Faced with criticism, the candidate has claimed that he didn’t mean what he seemed to mean, and that his words were taken out of context. But he quite clearly did mean what he said. And the more context you give to his statement, the worse it gets.
First of all, just a few days ago, Mr. Romney was denying that the very programs he now says take care of the poor actually provide any significant help. On Jan. 22, he asserted that safety-net programs — yes, he specifically used that term — have “massive overhead,” and that because of the cost of a huge bureaucracy “very little of the money that’s actually needed by those that really need help, those that can’t care for themselves, actually reaches them.”
This claim, like much of what Mr. Romney says, was completely false: U.S. poverty programs have nothing like as much bureaucracy and overhead as, say, private health insurance companies. As the Center on Budget and Policy Priorities has documented, between 90 percent and 99 percent of the dollars allocated to safety-net programs do, in fact, reach the beneficiaries. . . . . how could a candidate declare that safety-net programs do no good and declare only 10 days later that those programs take such good care of the poor that he feels no concern for their welfare?
[T]he truth is that the safety net does need repair. It provides a lot of help to the poor, but not enough. Medicaid, for example, provides essential health care to millions of unlucky citizens, children especially, but many people still fall through the cracks: among Americans with annual incomes under $25,000, more than a quarter — 28.7 percent — don’t have any kind of health insurance.
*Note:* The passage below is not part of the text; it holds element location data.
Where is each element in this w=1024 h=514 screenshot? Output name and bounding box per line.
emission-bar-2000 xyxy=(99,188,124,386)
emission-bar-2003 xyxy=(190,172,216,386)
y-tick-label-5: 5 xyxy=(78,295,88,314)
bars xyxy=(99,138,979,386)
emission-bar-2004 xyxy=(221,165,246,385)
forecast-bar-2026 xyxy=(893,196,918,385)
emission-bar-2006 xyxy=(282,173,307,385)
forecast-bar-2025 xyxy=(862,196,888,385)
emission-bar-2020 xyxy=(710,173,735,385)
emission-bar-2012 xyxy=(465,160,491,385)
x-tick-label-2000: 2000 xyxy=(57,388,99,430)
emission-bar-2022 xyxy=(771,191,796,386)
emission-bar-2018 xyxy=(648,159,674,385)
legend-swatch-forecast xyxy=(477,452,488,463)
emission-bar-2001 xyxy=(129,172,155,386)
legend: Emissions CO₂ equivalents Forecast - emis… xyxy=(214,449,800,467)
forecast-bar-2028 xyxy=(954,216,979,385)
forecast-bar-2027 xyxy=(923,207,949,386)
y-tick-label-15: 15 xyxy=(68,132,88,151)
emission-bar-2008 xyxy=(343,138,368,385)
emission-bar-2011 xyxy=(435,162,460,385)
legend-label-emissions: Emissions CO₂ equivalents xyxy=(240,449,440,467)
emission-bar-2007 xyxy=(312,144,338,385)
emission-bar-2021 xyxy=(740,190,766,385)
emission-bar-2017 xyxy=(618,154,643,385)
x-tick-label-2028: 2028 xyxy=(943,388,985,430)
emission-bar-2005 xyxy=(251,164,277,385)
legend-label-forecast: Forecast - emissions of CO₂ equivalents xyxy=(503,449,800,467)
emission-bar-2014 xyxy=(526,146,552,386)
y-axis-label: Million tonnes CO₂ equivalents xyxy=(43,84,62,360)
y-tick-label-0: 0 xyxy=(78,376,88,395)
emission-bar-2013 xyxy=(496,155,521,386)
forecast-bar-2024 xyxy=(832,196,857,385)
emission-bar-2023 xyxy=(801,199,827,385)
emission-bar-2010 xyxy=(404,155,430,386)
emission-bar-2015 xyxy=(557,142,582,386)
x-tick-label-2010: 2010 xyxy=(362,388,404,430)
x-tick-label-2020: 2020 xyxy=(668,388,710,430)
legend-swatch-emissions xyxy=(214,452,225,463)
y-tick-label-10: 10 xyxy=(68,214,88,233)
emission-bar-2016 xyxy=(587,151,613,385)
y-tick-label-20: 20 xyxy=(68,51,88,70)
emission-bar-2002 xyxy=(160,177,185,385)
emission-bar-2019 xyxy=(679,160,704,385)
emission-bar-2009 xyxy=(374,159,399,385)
And, no, they can’t make up for that lack of coverage by going to emergency rooms.
Similarly, food aid programs help a lot, but one in six Americans living below the poverty line suffers from “low food security.” This is officially defined as involving situations in which “food intake was reduced at times during the year because [households] had insufficient money or other resources for food” — in other words, hunger.
Mr. Romney, however, wants to make the safety net weaker instead. Specifically, the candidate has endorsed Representative Paul Ryan’s plan for drastic cuts in federal spending — with almost two-thirds of the proposed spending cuts coming at the expense of low-income Americans. To the extent that Mr. Romney has differentiated his position from the Ryan plan, it is in the direction of even harsher cuts for the poor; his Medicaid proposal appears to involve a 40 percent reduction in financing compared with current law.
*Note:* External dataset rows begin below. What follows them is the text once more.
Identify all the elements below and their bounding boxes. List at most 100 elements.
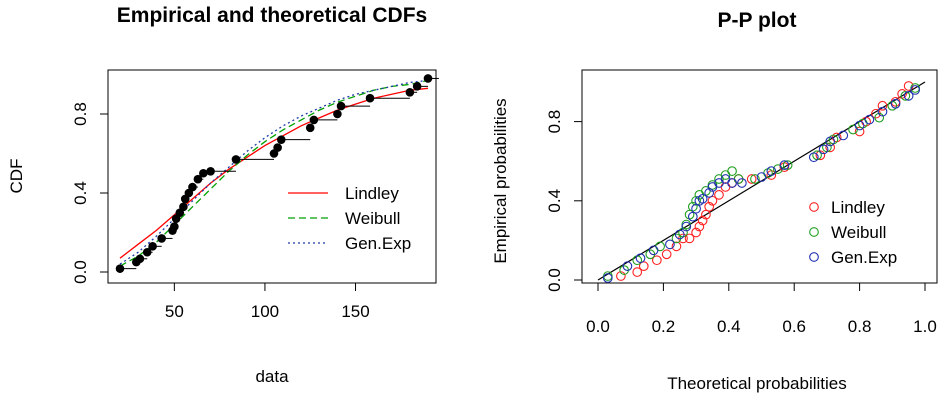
empirical-point [193,174,203,184]
empirical-point [115,264,125,273]
empirical-point [305,123,315,133]
pp-panel: P-P plot Theoretical probabilities Empir… [491,9,938,393]
cdf-series-genexp [119,79,429,265]
cdf-panel: Empirical and theoretical CDFs data CDF … [7,4,439,386]
pp-point-genexp [877,106,888,117]
pp-point-genexp [727,178,737,188]
pp-x-tick-label: 0.6 [782,317,806,336]
cdf-y-tick-label: 0.4 [71,181,90,205]
pp-title: P-P plot [718,9,797,32]
pp-y-axis: 0.0 0.4 0.8 [545,110,582,292]
empirical-point [148,242,157,251]
empirical-point [157,234,166,243]
pp-point-lindley [707,195,718,206]
pp-legend: Lindley Weibull Gen.Exp [809,198,897,267]
pp-x-tick-label: 1.0 [913,317,937,336]
pp-x-tick-label: 0.0 [586,317,610,336]
cdf-series-lindley [119,87,429,259]
pp-point-weibull [900,91,911,101]
pp-point-lindley [854,126,865,137]
pp-point-lindley [701,209,711,220]
empirical-point [206,166,215,176]
empirical-point [276,135,286,144]
cdf-legend-label: Weibull [345,209,400,228]
pp-point-weibull [782,160,793,171]
pp-point-lindley [616,271,626,281]
cdf-y-axis: 0.0 0.4 0.8 [71,102,108,284]
pp-legend-label: Gen.Exp [831,248,897,267]
pp-x-tick-label: 0.2 [652,317,676,336]
pp-legend-key [809,202,819,212]
pp-point-genexp [665,239,675,250]
pp-point-genexp [910,85,921,95]
pp-ylabel: Empirical probabilities [491,98,510,263]
pp-legend-label: Weibull [831,223,886,242]
pp-point-genexp [903,91,914,101]
cdf-series-weibull [119,79,429,267]
pp-point-genexp [825,136,836,147]
pp-point-genexp [602,273,613,283]
empirical-point [188,182,197,192]
pp-point-lindley [652,255,662,266]
pp-point-lindley [825,142,836,153]
pp-point-genexp [691,203,701,214]
pp-point-lindley [714,190,724,200]
empirical-point [170,222,179,231]
cdf-ylabel: CDF [7,159,26,194]
empirical-point [273,143,282,152]
empirical-point [365,93,375,103]
empirical-point [412,82,422,91]
pp-point-lindley [704,201,715,212]
cdf-empirical [115,74,439,273]
cdf-curves [119,79,429,267]
pp-legend-key [809,252,819,262]
cdf-x-tick-label: 150 [341,302,369,321]
cdf-x-tick-label: 50 [165,302,184,321]
cdf-x-tick-label: 100 [251,302,279,321]
pp-x-tick-label: 0.4 [717,317,741,336]
pp-point-lindley [720,182,731,192]
pp-point-genexp [648,245,659,256]
pp-point-genexp [697,193,708,204]
empirical-point [336,101,346,111]
pp-point-genexp [704,188,715,198]
pp-point-lindley [877,100,888,111]
pp-point-genexp [854,120,865,131]
pp-y-tick-label: 0.4 [545,189,564,213]
cdf-xlabel: data [255,367,289,386]
pp-point-weibull [727,166,737,176]
pp-point-genexp [838,130,849,141]
cdf-legend-label: Lindley [345,184,399,203]
pp-legend-key [809,227,819,237]
empirical-point [199,168,208,178]
pp-point-lindley [746,174,757,184]
pp-point-genexp [808,152,819,163]
cdf-legend-label: Gen.Exp [345,234,411,253]
pp-point-lindley [684,233,695,244]
pp-xlabel: Theoretical probabilities [667,374,847,393]
empirical-point [405,87,415,97]
pp-point-genexp [890,98,901,109]
pp-point-genexp [635,253,646,264]
pp-point-lindley [632,267,643,277]
pp-point-lindley [815,150,826,161]
pp-point-weibull [874,112,885,123]
pp-point-lindley [691,227,701,238]
pp-point-lindley [638,261,649,271]
empirical-point [179,202,188,212]
pp-y-tick-label: 0.8 [545,110,564,134]
empirical-point [423,74,433,83]
empirical-point [135,254,145,264]
pp-point-genexp [756,172,767,182]
pp-y-tick-label: 0.0 [545,268,564,292]
empirical-point [142,247,152,257]
pp-point-lindley [694,221,705,232]
cdf-x-axis: 50 100 150 [165,283,370,321]
pp-point-lindley [671,241,682,252]
pp-point-genexp [864,114,875,125]
pp-point-genexp [737,178,747,188]
pp-point-weibull [691,195,701,206]
pp-point-genexp [681,221,692,232]
cdf-plot-frame [107,69,437,284]
pp-point-weibull [655,241,665,252]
I believe Mr. Romney when he says he isn’t concerned about the poor. What I don’t believe is his assertion that he’s equally unconcerned about the rich, who are “doing fine.” After all, if that’s what he really feels, why does he propose showering them with money? And we’re talking about a lot of money. According to the nonpartisan Tax Policy Center, Mr. Romney’s tax plan would actually raise taxes on many lower-income Americans, while sharply cutting taxes at the top end.
He is opening up new frontiers in American politics. Even conservative politicians used to find it necessary to pretend that they cared about the poor. Remember “compassionate conservatism”? Mr. Romney has, however, done away with that pretense.
At this rate, we may soon have politicians who admit what has been obvious all along: that they don’t care about the middle class either, that they aren’t concerned about the lives of ordinary Americans, and never were.